À deux jours du coup d’envoi de la Coupe du monde 2026, l’arbitre somalien Omar Abdulkadir Artan a été contraint de déclarer forfait. Arrivé à Miami le samedi 7 juin, l’officiel international s’est vu refuser l’entrée sur le territoire américain. La FIFA a confirmé son absence, sans que les autorités des États-Unis n’en précisent les raisons.
Titulaire du badge FIFA depuis 2018, Omar Abdulkadir Artan ne pourra ni s’entraîner ni officier durant la compétition qui se tient du 11 juin au 19 juillet. Dans un communiqué relayé par plusieurs médias, l’instance dirigeante du football mondial a pris acte de cette décision sans en contester le bien fondé. L’arbitre, qui a dirigé de nombreuses rencontres continentales africaines, se retrouve ainsi écarté pour des motifs qui restent, à ce stade, entièrement opaques.
Ce n’est pas la première fois que des questions migratoires viennent perturber l’organisation d’un grand événement sportif aux États-Unis. Mais la situation d’Omar Abdulkadir Artan interroge plus largement sur les obstacles spécifiques rencontrés par des professionnels africains, y compris lorsqu’ils sont mandatés par des instances internationales. La FIFA a d’ailleurs rappelé, sans détour, qu’elle n’intervient pas dans les procédures d’immigration du pays hôte, y compris pour l’octroi des visas, et que c’est en dernier ressort le gouvernement américain qui détermine qui est admis sur son territoire.
Aucune perspective de recours ni de réexamen du dossier n’a été annoncée. La FIFA s’est bornée à indiquer que les autorités américaines ont fait savoir que le statut de M. Artan ne serait pas modifié pour le moment. Cette affaire risque de relancer le débat sur les garanties que les pays organisateurs doivent offrir aux participants accrédités par les fédérations internationales, au delà des simples laissez passer sportifs. Pour l’arbitre somalien, c’est une participation historique à un Mondial qui s’évanouit, sans explication.
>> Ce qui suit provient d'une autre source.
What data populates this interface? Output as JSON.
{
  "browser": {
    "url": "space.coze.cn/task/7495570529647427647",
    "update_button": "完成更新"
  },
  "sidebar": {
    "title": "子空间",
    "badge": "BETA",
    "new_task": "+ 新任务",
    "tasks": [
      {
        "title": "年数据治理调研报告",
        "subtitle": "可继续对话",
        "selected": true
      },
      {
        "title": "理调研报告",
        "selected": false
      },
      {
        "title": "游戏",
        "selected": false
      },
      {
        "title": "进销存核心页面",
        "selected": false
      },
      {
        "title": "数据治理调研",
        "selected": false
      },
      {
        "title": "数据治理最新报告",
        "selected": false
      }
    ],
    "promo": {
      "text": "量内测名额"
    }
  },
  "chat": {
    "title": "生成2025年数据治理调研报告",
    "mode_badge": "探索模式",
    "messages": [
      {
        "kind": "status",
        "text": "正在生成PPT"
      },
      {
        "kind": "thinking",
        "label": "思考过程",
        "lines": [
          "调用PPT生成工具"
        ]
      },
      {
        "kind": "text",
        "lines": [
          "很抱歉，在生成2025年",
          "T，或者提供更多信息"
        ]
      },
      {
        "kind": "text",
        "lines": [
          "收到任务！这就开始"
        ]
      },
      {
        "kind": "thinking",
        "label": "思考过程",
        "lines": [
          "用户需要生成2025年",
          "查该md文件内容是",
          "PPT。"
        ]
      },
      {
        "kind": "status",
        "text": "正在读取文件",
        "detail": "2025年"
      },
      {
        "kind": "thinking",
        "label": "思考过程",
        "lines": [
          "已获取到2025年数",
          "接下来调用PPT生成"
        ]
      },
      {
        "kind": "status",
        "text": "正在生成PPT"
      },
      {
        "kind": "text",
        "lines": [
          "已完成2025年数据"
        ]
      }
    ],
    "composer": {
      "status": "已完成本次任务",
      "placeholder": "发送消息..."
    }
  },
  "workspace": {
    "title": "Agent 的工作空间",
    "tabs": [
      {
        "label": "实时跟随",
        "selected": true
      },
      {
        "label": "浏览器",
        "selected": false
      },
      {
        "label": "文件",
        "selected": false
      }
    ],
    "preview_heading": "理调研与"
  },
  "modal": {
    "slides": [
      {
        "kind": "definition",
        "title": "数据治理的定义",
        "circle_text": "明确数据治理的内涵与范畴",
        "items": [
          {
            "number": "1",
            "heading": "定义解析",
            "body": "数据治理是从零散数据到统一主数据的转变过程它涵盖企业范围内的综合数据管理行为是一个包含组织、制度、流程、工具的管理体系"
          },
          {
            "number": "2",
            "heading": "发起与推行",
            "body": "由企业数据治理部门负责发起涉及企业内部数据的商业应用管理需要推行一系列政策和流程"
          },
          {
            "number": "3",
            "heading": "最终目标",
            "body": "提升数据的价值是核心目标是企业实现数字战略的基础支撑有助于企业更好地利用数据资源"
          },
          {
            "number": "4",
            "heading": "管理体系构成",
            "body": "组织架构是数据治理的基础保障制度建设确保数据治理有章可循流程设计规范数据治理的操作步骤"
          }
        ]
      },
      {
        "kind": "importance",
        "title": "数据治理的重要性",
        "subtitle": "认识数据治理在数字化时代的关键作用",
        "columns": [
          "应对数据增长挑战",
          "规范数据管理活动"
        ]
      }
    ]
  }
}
L’absence de transparence des autorités américaines alimente les interrogations. Aucun motif officiel n’a été avancé : ni problème de sécurité, ni antécédents, ni incompatibilité avec le statut de visa obtenu. Dans le silence de Washington, c’est tout le processus de sélection et de confiance dans l’intégrité des officiels africains qui peut être mis en doute, à tort ou à raison. Omar Abdulkadir Artan paye un prix lourd, sans que la communauté footballistique internationale, ni la FIFA, ne lui offrent une tribune pour se défendre ou contester la décision.
La Coupe du monde 2026, qui réunit 48 sélections dans 16 villes réparties entre les États Unis, le Canada et le Mexique, se veut un modèle d’inclusion et de diversité. Ce forfait contraint d’un arbitre somalien rappelle pourtant que la promesse sportive mondiale se heurte encore aux réalités migratoires unilatérales des pays hôtes. Tant que les instances comme la FIFA ne disposeront pas de mécanismes contraignants pour protéger leurs officiels, des cas comme celui ci continueront de fragiliser la crédibilité même de la dimension internationale du football.